New York Times spokesman (a/k/a "public editor") Barney Calame has made the transformation of his pathetic Sunday column complete. The Empty Suit has made it official: He is now the author of an Empty Column.

This management shill and parody of a newspaper ombudsman has again put his column on autopilot, turning it over to readers--this time to discuss the phony issue of whether the Times covered poverty in New Orleans. By so doing, he ducked out, yet again, discussing actual ethical transgressions by the Times staff.

As I pointed out the last time Calame put his column on autopilot, "Every biased and inept journalist loves reader letters. They are a thousand times better than the Public Editor roasting your tootsies. That's why the distant rumble you heard this morning was from Times editors breathing a sigh of relief. They're off the hook for another week."

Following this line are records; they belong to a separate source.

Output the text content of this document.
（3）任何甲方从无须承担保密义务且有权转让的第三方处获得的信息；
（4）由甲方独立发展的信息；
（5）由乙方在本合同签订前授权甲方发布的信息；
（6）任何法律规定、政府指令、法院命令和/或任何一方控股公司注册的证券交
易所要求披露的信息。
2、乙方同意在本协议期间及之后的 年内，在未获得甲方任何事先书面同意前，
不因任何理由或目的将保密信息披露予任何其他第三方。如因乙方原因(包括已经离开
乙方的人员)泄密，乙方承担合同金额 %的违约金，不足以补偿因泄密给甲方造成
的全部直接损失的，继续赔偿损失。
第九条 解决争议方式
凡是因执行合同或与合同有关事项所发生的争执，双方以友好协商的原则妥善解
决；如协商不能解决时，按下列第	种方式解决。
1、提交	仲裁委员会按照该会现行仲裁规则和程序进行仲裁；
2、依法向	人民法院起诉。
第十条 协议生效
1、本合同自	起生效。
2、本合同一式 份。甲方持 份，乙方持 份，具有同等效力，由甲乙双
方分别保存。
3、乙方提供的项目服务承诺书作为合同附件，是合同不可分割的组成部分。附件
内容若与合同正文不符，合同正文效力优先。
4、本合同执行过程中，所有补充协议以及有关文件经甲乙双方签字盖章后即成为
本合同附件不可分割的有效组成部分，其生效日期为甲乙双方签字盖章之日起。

Not that I have anything against letters from readers. Au contraire--they are essential. As a matter of fact, Calame's web journal is designed just for that, to be a message board in which Calame can exchange views with readers. Instead, the Empty Suit has been using his "web journal" to bury controversial items.

A good example is his handling of Paul Krugman's refusal to correct -- in his column, as required by Times policy -- a blatantly erroneous item on the 2000 presidential elections. Calame correctly criticized Krugman for that. But as I noted in an earlier item, he confined his columns to his little-read "web journal"--thereby burying the issue just as Krugman had done.

Krugman made his goof in his print column, the one read by over a million people. When he wouldn't fix his error in print, any newspaper ombudsman or "public editor" worth his salt would have fixed it for him -- in print. But you have to remember that Calame is not a newspaper ombudsman or "public editor." He is an imitation of one -- not a convincing imitation, but an imitation nevertheless.